Nicole Harris Bocianski, üç yıl önce haritada yerini bile bilmediği Polonya’nın Wroclaw kentine yaptığı ziyaretin hayatında unutulmaz bir iz bıraktığını söylüyor. Hiç planlamadan gittiği bu şehir, kısa sürede onun favori destinasyonlarından biri hâline gelmiş.
Yeni evli bir çift olarak Avrupa turuna çıkan Bocianski ve eşi, seyahat rotalarını eşinin Polonyalı kökenlerine göre belirlemek isterken Wroclaw’a denk geliyor. Yolculuk öncesinde sadece birkaç seyahat blogu ve YouTube videosuyla edindikleri sınırlı bilgiye rağmen, şehir çifti büyülüyor.
MASALSI BİR MEYDAN VE YENİDEN İNŞA EDİLMİŞ TARİH
13. yüzyıldan kalma Rynek Meydanı, şehrin tam kalbinde yer alıyor ve Avrupa’nın en büyük pazar meydanlarından biri olarak kabul ediliyor. Rengarenk binalar, Gotik mimariye sahip belediye binası ve hareketli kafelerle çevrili bu meydan, ziyaretçilerini adeta bir masalın içine davet ediyor.
Bocianski, “Meydanda yürürken kendimi bir hikâye kitabının sayfalarında gibi hissettim” diyerek ilk izlenimini aktarıyor. Şehir, İkinci Dünya Savaşı sırasında büyük ölçüde tahrip edilmiş olsa da, sonraki yıllarda aslına uygun şekilde titizlikle yeniden inşa edilmiş. Bugün Wroclaw, tarihi dokusu ve savaş sonrası mimarisiyle geçmiş ile bugünü zarif bir şekilde bir araya getiriyor.

‘POLONYA’NIN VENEDİK’İ’ OLARAK ANILIYOR
Wroclaw, 12 ada üzerine kurulu olması ve 100’den fazla köprüsüyle dikkat çekiyor.

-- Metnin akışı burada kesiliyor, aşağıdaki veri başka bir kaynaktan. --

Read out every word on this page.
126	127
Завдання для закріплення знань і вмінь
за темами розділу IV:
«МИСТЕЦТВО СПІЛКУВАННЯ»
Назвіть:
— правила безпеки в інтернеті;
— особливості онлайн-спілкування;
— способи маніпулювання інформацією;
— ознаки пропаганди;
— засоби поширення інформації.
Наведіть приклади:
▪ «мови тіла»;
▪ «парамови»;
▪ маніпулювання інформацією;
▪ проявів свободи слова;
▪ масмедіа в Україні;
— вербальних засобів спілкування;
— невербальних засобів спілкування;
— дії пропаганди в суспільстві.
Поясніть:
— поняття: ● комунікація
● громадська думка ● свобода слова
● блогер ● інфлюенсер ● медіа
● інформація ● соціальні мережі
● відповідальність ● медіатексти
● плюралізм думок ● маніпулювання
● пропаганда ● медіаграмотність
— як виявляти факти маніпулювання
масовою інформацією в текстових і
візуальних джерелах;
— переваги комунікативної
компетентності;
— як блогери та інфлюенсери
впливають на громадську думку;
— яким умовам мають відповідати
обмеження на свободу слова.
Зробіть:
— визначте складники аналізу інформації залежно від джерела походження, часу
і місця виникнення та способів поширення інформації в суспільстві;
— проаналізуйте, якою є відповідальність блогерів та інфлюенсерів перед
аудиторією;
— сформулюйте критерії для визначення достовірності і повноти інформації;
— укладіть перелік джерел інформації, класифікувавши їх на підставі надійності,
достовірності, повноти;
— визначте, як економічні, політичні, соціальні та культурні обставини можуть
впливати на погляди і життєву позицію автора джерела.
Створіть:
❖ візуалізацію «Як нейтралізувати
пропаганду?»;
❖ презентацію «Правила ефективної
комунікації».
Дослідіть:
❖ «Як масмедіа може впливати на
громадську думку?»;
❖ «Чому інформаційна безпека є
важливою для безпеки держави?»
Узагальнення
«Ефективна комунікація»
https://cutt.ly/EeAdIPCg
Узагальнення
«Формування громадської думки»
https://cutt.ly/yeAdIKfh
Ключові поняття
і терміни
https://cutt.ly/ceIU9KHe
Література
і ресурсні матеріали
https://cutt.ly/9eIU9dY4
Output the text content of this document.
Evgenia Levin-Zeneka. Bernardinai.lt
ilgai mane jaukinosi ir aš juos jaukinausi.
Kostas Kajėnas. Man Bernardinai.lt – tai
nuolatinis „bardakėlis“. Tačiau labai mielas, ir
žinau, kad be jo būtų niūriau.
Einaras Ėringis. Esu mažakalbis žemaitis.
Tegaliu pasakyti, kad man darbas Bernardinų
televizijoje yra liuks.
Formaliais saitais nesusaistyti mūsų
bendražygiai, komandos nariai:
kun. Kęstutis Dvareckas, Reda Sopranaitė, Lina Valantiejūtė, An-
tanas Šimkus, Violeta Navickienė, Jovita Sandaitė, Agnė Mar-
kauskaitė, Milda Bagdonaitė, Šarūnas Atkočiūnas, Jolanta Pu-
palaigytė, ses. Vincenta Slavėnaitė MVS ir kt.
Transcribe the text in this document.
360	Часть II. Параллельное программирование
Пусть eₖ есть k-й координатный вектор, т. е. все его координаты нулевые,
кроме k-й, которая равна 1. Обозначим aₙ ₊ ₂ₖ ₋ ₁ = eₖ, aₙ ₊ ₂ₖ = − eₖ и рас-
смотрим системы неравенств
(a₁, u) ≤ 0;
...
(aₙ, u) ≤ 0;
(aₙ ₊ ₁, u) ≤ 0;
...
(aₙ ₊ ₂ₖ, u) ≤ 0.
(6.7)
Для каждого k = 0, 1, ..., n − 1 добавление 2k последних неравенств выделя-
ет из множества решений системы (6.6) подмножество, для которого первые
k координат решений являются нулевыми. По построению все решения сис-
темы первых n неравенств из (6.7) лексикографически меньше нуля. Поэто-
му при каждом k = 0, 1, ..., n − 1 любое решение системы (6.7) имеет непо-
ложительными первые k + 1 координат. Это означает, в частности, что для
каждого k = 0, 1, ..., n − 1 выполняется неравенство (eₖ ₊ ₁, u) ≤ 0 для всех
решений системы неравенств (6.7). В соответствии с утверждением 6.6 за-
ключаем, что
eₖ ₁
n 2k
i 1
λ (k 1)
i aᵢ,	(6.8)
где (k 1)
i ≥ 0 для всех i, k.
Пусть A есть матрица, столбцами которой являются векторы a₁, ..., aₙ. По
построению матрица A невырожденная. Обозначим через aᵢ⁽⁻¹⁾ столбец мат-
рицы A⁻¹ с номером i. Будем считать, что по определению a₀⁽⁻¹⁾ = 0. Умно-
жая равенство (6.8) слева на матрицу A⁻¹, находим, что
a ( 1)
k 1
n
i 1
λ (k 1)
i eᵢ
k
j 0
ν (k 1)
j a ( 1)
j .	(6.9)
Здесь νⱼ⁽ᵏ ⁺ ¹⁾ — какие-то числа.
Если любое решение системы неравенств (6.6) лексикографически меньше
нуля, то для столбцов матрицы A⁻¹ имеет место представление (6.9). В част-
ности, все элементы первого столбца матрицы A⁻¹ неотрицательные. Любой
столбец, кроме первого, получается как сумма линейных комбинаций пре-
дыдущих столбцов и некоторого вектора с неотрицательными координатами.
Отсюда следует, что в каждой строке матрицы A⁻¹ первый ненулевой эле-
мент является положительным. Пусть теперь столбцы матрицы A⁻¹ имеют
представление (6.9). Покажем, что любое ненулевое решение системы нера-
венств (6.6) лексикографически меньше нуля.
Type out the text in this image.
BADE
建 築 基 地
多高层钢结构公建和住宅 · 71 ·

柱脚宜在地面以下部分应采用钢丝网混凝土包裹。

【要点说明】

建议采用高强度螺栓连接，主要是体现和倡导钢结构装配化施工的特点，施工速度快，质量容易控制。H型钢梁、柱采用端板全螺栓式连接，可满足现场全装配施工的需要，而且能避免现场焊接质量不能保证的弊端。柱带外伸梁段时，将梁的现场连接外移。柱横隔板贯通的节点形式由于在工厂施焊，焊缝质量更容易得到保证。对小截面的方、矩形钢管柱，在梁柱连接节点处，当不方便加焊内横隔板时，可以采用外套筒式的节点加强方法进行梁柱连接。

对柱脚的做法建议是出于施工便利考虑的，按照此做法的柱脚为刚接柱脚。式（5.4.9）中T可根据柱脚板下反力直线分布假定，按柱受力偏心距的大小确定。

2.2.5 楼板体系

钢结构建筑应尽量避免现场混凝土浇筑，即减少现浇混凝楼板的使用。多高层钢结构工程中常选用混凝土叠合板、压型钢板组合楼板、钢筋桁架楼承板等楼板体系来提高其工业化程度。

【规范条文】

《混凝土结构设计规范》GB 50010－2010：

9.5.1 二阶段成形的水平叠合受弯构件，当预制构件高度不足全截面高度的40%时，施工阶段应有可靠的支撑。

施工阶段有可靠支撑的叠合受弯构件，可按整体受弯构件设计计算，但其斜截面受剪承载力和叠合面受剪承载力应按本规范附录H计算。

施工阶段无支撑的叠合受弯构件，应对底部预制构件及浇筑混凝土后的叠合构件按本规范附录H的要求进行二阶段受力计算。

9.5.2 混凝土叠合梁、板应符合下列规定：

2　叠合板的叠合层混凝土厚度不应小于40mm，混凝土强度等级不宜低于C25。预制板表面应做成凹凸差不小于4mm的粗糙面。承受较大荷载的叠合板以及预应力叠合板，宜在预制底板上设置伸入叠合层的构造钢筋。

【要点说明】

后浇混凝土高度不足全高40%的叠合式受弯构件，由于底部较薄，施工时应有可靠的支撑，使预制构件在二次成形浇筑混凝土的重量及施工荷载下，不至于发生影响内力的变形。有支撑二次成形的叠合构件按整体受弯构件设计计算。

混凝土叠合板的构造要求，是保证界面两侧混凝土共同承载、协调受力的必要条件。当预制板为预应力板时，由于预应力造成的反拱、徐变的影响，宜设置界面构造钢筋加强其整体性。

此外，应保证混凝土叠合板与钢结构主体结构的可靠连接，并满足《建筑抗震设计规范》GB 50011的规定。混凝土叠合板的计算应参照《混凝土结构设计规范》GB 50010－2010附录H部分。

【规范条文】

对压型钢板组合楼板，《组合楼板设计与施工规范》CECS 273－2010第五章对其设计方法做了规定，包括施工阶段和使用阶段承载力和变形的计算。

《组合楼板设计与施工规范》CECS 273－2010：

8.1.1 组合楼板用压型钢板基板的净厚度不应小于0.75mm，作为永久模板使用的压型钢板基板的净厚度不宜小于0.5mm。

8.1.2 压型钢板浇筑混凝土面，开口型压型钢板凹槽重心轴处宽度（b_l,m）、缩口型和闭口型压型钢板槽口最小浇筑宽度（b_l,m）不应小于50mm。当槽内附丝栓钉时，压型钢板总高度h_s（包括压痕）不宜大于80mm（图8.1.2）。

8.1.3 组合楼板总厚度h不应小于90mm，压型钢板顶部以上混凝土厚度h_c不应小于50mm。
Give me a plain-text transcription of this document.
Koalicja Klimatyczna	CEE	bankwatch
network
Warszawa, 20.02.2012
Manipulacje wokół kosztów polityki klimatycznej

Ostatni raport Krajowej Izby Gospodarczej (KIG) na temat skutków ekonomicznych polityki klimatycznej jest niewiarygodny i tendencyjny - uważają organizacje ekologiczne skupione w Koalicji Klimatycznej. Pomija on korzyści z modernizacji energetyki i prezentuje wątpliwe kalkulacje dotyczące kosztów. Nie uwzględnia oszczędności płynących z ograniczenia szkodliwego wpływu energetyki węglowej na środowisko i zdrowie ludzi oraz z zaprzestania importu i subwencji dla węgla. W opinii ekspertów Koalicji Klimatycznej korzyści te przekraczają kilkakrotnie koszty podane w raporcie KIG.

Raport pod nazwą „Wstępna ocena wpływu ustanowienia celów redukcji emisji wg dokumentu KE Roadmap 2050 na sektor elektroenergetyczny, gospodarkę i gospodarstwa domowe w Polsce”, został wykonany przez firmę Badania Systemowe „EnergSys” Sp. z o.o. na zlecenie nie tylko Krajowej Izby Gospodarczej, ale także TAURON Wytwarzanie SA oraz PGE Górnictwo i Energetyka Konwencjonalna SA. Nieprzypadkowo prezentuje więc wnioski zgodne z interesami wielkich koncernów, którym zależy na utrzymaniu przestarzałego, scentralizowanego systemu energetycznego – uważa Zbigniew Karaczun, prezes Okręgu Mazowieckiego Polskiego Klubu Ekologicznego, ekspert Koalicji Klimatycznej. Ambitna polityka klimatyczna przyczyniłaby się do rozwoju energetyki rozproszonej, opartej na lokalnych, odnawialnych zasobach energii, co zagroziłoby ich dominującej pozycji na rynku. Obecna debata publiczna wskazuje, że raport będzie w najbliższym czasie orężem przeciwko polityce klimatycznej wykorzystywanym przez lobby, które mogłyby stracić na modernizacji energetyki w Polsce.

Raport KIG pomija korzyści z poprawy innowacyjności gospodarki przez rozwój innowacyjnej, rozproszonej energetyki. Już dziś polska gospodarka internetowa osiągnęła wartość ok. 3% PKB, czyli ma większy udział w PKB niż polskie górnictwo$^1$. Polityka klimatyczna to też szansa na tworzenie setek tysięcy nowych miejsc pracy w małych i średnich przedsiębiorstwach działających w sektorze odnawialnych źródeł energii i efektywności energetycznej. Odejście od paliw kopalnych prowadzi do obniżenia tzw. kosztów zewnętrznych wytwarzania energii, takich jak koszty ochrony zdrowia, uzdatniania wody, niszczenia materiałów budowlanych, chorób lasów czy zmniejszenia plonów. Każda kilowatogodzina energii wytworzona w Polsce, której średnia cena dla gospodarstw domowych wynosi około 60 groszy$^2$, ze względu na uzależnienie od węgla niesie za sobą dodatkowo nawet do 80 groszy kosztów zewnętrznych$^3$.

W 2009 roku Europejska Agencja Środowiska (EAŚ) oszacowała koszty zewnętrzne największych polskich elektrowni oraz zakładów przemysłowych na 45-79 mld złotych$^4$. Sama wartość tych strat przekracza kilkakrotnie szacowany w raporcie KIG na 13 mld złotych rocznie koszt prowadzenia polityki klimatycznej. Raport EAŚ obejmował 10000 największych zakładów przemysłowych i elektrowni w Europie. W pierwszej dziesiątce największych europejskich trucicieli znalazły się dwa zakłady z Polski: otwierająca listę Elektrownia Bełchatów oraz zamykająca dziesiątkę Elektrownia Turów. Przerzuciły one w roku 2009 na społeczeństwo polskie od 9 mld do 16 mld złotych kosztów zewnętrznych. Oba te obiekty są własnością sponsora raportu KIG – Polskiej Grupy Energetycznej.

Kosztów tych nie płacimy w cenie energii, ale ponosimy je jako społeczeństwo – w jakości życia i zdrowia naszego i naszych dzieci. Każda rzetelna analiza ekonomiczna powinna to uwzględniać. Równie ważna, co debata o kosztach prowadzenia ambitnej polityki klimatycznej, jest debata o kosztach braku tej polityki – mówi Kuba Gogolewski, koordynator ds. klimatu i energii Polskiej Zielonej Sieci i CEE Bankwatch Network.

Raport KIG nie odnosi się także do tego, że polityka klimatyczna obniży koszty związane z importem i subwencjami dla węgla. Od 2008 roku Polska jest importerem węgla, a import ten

Bu özelliği nedeniyle Polonya’nın Venedik’i olarak anılan şehir, romantik manzaralarıyla öne çıkıyor. Özellikle Tumski Köprüsü, aşıkların kilit bırakma geleneği sayesinde hem yerel halkın hem de turistlerin uğrak noktalarından biri hâline gelmiş durumda.
En etkileyici bölgelerden biri ise şehrin en eski yerleşim yeri olan Ostrow Tumski ya da diğer adıyla Katedral Adası. Aralarında Vaftizci Yahya Katedrali’nin de bulunduğu birçok dini yapı burada yer alıyor.
LEZZET DOLU BİR ŞEHİR
Bocianski, Wroclaw seyahatinde tattığı yemeklerin 20’den fazla ülke gezmesine rağmen hâlâ unutamadığı lezzetler arasında olduğunu belirtiyor. Özellikle geleneksel pierogi, bigos, zurek ve placki ziemniaczane gibi yerel tatlar öne çıkıyor. Yerel Polonya biralarının ise başlı başına bir deneyim sunduğunu ifade ediyor.

KÜLTÜREL ZENGİNLİKLERİYLE DE DİKKAT ÇEKİYOR
Wroclaw, turistik açıdan Krakow ya da Varşova kadar ön planda olmasa da zengin bir kültürel altyapıya sahip. Müzeleri, tiyatroları ve sanat galerileri ile şehir, kültür meraklıları için de cazip bir seçenek sunuyor. Polonya Ulusal Müzesi ve Ractawice Panorama gibi önemli kültürel duraklar, kenti ziyaret edenlerin mutlaka görmesi gereken yerler arasında yer alıyor.
Business Insider’ın ‘I’d never heard of the ‘Venice of Poland’ before I visited. Now, it’s the one European city I recommend to everyone.’ başlıklı haberinden derlenmiştir.